Primero, reconozco que existe la intención tanto del organizador como de los expositores de mejorar las puestas en escena en pos de crear beneficios para la industria minera. Sin embargo, no se ha involucrado al actor principal que es el visitante minero. Para resarcir esta situación, se debiese crear una mesa directiva con soporte científico de lo que significa una feria industrial y discutir temas con profundidad y seriedad.

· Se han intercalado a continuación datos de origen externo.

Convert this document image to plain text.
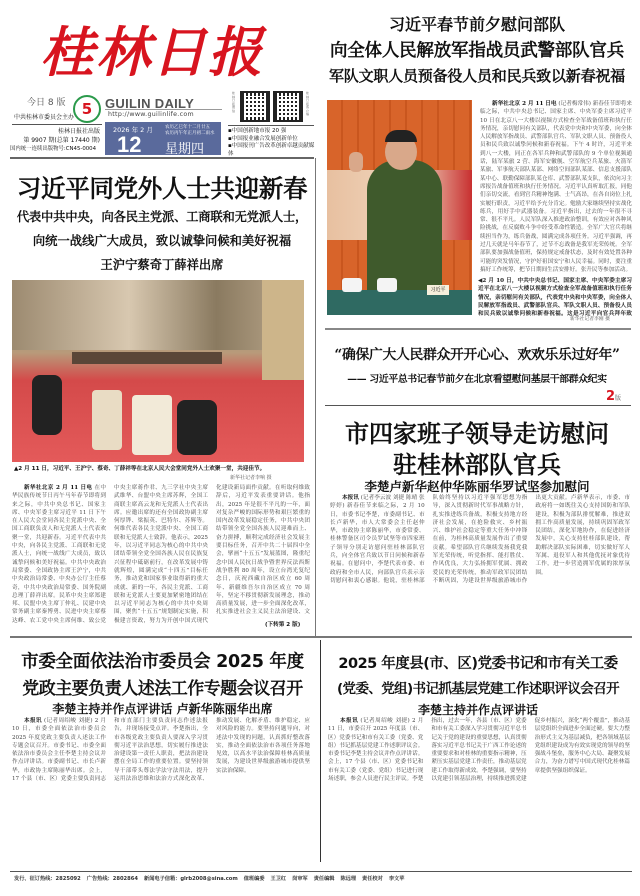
桂林日报
今日 8 版	5
中共桂林市委员会主办
桂林日报社出版
第 9907 期(总第 17440 期)
国内统一连续出版物号:CN45-0004
GUILIN DAILY
http://www.guilinlife.com
2026 年 2 月
12
农历乙巳年十二月廿五
农历丙午年正月初二雨水
星期四
桂林日报微信
桂林日报客户端
▪中国创新地市报 20 强
▪中国报业融合发展创新单位
▪中国报刊广告改革创新卓越贡献媒体
习近平同党外人士共迎新春
代表中共中央，向各民主党派、工商联和无党派人士，
向统一战线广大成员，致以诚挚问候和美好祝福
王沪宁蔡奇丁薛祥出席
▲2 月 11 日，习近平、王沪宁、蔡奇、丁薛祥等在北京人民大会堂同党外人士欢聚一堂，共迎佳节。
新华社记者李响 摄
新华社北京 2 月 11 日电 在中华民族传统节日丙午马年春节即将到来之际，中共中央总书记、国家主席、中央军委主席习近平 11 日下午在人民大会堂同各民主党派中央、全国工商联负责人和无党派人士代表欢聚一堂，共迎新春。习近平代表中共中央，向各民主党派、工商联和无党派人士，向统一战线广大成员，致以诚挚问候和美好祝福。中共中央政治局常委、全国政协主席王沪宁，中共中央政治局常委、中央办公厅主任蔡奇，中共中央政治局常委、国务院副总理丁薛祥出席。民革中央主席郑建邦、民盟中央主席丁仲礼、民建中央常务副主席秦博勇、民进中央主席蔡达峰、农工党中央主席何维、致公党中央主席蒋作君、九三学社中央主席武维华、台盟中央主席苏辉，全国工商联主席高云龙和无党派人士代表出席。应邀出席的还有全国政协副主席何厚铧、梁振英、巴特尔、苏辉等。何维代表各民主党派中央、全国工商联和无党派人士致辞。他表示，2025 年，以习近平同志为核心的中共中央团结带领全党全国各族人民在民族复兴征程中砥砺前行，在改革发展中铸就辉煌，圆满完成“十四五”目标任务，推动党和国家事业取得新的重大成就、新的一年，各民主党派、工商联和无党派人士要更加紧密地团结在以习近平同志为核心的中共中央周围，聚焦“十五五”规划制定实施，积极建言资政，努力为开创中国式现代化建设新局面作贡献。在听取何维致辞后，习近平发表重要讲话。他指出，2025 年是很不平凡的一年，面对复杂严峻的国际形势和艰巨繁重的国内改革发展稳定任务，中共中央团结带领全党全国各族人民迎难而上、奋力拼搏，顺利完成经济社会发展主要目标任务，召开中共二十届四中全会，擘画“十五五”发展蓝图，隆重纪念中国人民抗日战争暨世界反法西斯战争胜利 80 周年，设立台湾光复纪念日，庆祝西藏自治区成立 60 周年、新疆维吾尔自治区成立 70 周年，坚定不移贯彻新发展理念，推动高质量发展，进一步全面深化改革，扎实推进社会主义民主法治建设、文
(下转第 2 版)
习近平春节前夕慰问部队
向全体人民解放军指战员武警部队官兵
军队文职人员预备役人员和民兵致以新春祝福
习近平
新华社北京 2 月 11 日电 (记者梅常伟) 新春佳节即将来临之际，中共中央总书记、国家主席、中央军委主席习近平 10 日在北京八一大楼以视频方式检查全军战备值班和执行任务情况，亲切慰问有关部队，代表党中央和中央军委，向全体人民解放军指战员、武警部队官兵、军队文职人员、预备役人员和民兵致以诚挚问候和新春祝福。下午 4 时许，习近平来到八一大楼，同正在各军兵种和武警部队的 9 个单位视频通话，陆军某旅 2 营、海军安徽舰、空军航空兵某旅、火箭军某旅、军事航天部队某部、网络空间部队某部、信息支援部队某中心、联勤保障部队某仓库、武警部队某支队，依次向习主席报告战备值班和执行任务情况。习近平认真听取汇报，同他们亲切交流，看到官兵精神饱满、士气高昂，在各自岗位上扎实履行职责，习近平给予充分肯定。勉励大家继续坚持实战化练兵，用好手中武器装备。习近平指出，过去的一年很不寻常、很不平凡。人民军队深入推进政治整训，有效应对各种风险挑战，在反腐败斗争中经受革命性锻造。全军广大官兵将继续担当作为，练兵备战，圆满完成各项任务。习近平强调，再过几天就是马年春节了，过节不忘战备是我军光荣传统。全军部队要加强战备值班，保持规定戒备状态，及时有效处置各种可能的突发情况，守护好祖国安宁和人民幸福。同时，要注重搞好工作统筹，把节日期间生活安排好。张升民等参加活动。
◀2 月 10 日，中共中央总书记、国家主席、中央军委主席习近平在北京八一大楼以视频方式检查全军战备值班和执行任务情况，亲切慰问有关部队，代表党中央和中央军委，向全体人民解放军指战员、武警部队官兵、军队文职人员、预备役人员和民兵致以诚挚问候和新春祝福。这是习近平向官兵拜年致
新华社记者李刚 摄
“确保广大人民群众开开心心、欢欢乐乐过好年”
—— 习近平总书记春节前夕在北京看望慰问基层干部群众纪实
2版
市四家班子领导走访慰问
驻桂林部队官兵
李楚卢新华赵仲华陈丽华罗试坚参加慰问
本报讯 (记者李云波 刘捷 陈晴 张婷婷) 新春佳节来临之际，2 月 10 日，市委书记李楚，市委副书记、市长卢新华，市人大常委会主任赵仲华，市政协主席陈丽华，市委常委、桂林警备区司令员罗试坚等市四家班子领导分别走访慰问驻桂林部队官兵，向全体官兵致以节日问候和新春祝福。在慰问中，李楚代表市委、市政府和全市人民，向部队官兵表示亲切慰问和衷心感谢。他说，驻桂林部队始终坚持以习近平强军思想为指导，深入贯彻新时代军事战略方针，扎实推进练兵备战，积极支持地方经济社会发展，在抢险救灾、乡村振兴、维护社会稳定等重大任务中冲锋在前，为桂林高质量发展作出了重要贡献。希望部队官兵继续发扬我党我军光荣传统，听党指挥、能打胜仗、作风优良，大力弘扬拥军优属、拥政爱民的光荣传统，推动军政军民团结不断巩固，为建设世界级旅游城市作出更大贡献。卢新华表示，市委、市政府将一如既往关心支持国防和军队建设，积极为部队排忧解难，推进双拥工作高质量发展，持续巩固军政军民团结，深化军地协作，在促进经济发展中，关心支持驻桂部队建设，帮助解决部队实际困难，切实做好军人军属、退役军人和其他优抚对象优待工作，进一步营造拥军优属的浓厚氛围。
市委全面依法治市委员会 2025 年度
党政主要负责人述法工作专题会议召开
李楚主持并作点评讲话 卢新华陈丽华出席
本报讯 (记者周绍峻 刘捷) 2 月 10 日，市委全面依法治市委员会 2025 年度党政主要负责人述法工作专题会议召开。市委书记、市委全面依法治市委员会主任李楚主持会议并作点评讲话。市委副书记、市长卢新华，市政协主席陈丽华出席。会上，17 个县（市、区）党委主要负责同志和市直部门主要负责同志作述法报告，并现场接受点评。李楚指出，全市各级党政主要负责人要深入学习贯彻习近平法治思想，切实履行推进法治建设第一责任人职责，把法治建设摆在全局工作的重要位置。要坚持领导干部带头尊法学法守法用法，提升运用法治思维和法治方式深化改革、推动发展、化解矛盾、维护稳定、应对风险的能力。要坚持问题导向，对述法中发现的问题，认真抓好整改落实，推动全面依法治市各项任务落地见效，以高水平法治保障桂林高质量发展，为建设世界级旅游城市提供坚实法治保障。
2025 年度县(市、区)党委书记和市有关工委
(党委、党组)书记抓基层党建工作述职评议会召开
李楚主持并作点评讲话
本报讯 (记者周绍峻 刘捷) 2 月 11 日，市委召开 2025 年度县（市、区）党委书记和市有关工委（党委、党组）书记抓基层党建工作述职评议会。市委书记李楚主持会议并作点评讲话。会上，17 个县（市、区）党委书记和市有关工委（党委、党组）书记进行现场述职，参会人员进行民主评议。李楚指出，过去一年，各县（市、区）党委和市有关工委深入学习贯彻习近平总书记关于党的建设的重要思想，认真贯彻落实习近平总书记关于广西工作论述的重要要求和对桂林的重要指示精神，压紧压实基层党建工作责任，推动基层党建工作取得新成效。李楚强调，要坚持以党建引领基层治理，持续推进抓党建促乡村振兴，深化“两个覆盖”，推动基层党组织全面进步全面过硬。要大力整治形式主义为基层减负，把各领域基层党组织建设成为有效实现党的领导的坚强战斗堡垒，服务中心大局、凝聚发展合力，为奋力谱写中国式现代化桂林篇章提供坚强组织保证。
发行、征订热线：2825092 广告热线：2802864 新闻电子信箱：glrb2008@sina.com 值班编委 王卫红 岗审军 责任编辑 陈远理 责任校对 李文苹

Segundo, los expositores se quejan de aspectos logísticos o de soporte prestados por el organizador como si fuese la razón de sus puestas en escena pobres y muchas veces incomprensibles. Por supuesto, deben corregirse aspectos higiénicos provistos por el organizador, como por ejemplo, el funcionamiento eléctrico, pero aún la mayoría de los proveedores responden que la razón principal de participar es sencillamente porque “hay que estar” o porque “mi competencia participará”, entre otras. Todas razones superfluas.

Tercero, las mineras y otros actores de la industria ocupan los términos de moda (“industria 4.0”, “big data”) para generar debates obvios y recursivos que no llevan a nada, como, por ejemplo: “debemos implementar tecnología para mejorar la productividad”. La percepción es que hay que “parecer moderno” a como dé lugar, pero no existe comprensión real de los conceptos. Son solo discursos para LinkedIn donde todos “son” expertos-astronautas-ingenieros nucleares. Arrogancia e ignorancia.

Cuarto, los proveedores deben adquirir conocimientos profundos de marketing B2B. Es inconcebible que existan aún puestas en escena fuera de todo contexto profesional. Expomin debe ser una fiesta técnico-comercial. Para algunos proveedores es literalmente una fiesta. Al parecer, es necesario que Codelco amenace con no participar (tal como lo hizo en la pasada versión) para generar un remezón. Absurdo.

Quinto, el rol de las empresas mineras es abrirse a crear espacios para la discusión con sus actuales y potenciales proveedores. Su participación debe ser activa en la interacción técnico-comercial. Los altos ejecutivos de las mineras deben hacerse presentes y ser capaces de conversar sobre sus desafíos no solo cuando tienen un micrófono en un escenario.

Por último, los gobiernos han participado para la foto de la inauguración de Expomin por años, sin empujar las directrices de una estrategia país. Mi mayor decepción proviene del lanzamiento de la “marca” Chile Mining en Perumin 2017, donde luego de una calurosa bienvenida de los directivos y requerir nuestros contactos, ofrecimos feedback de cortesía y ni siquiera se dignaron a responder. Desinterés real.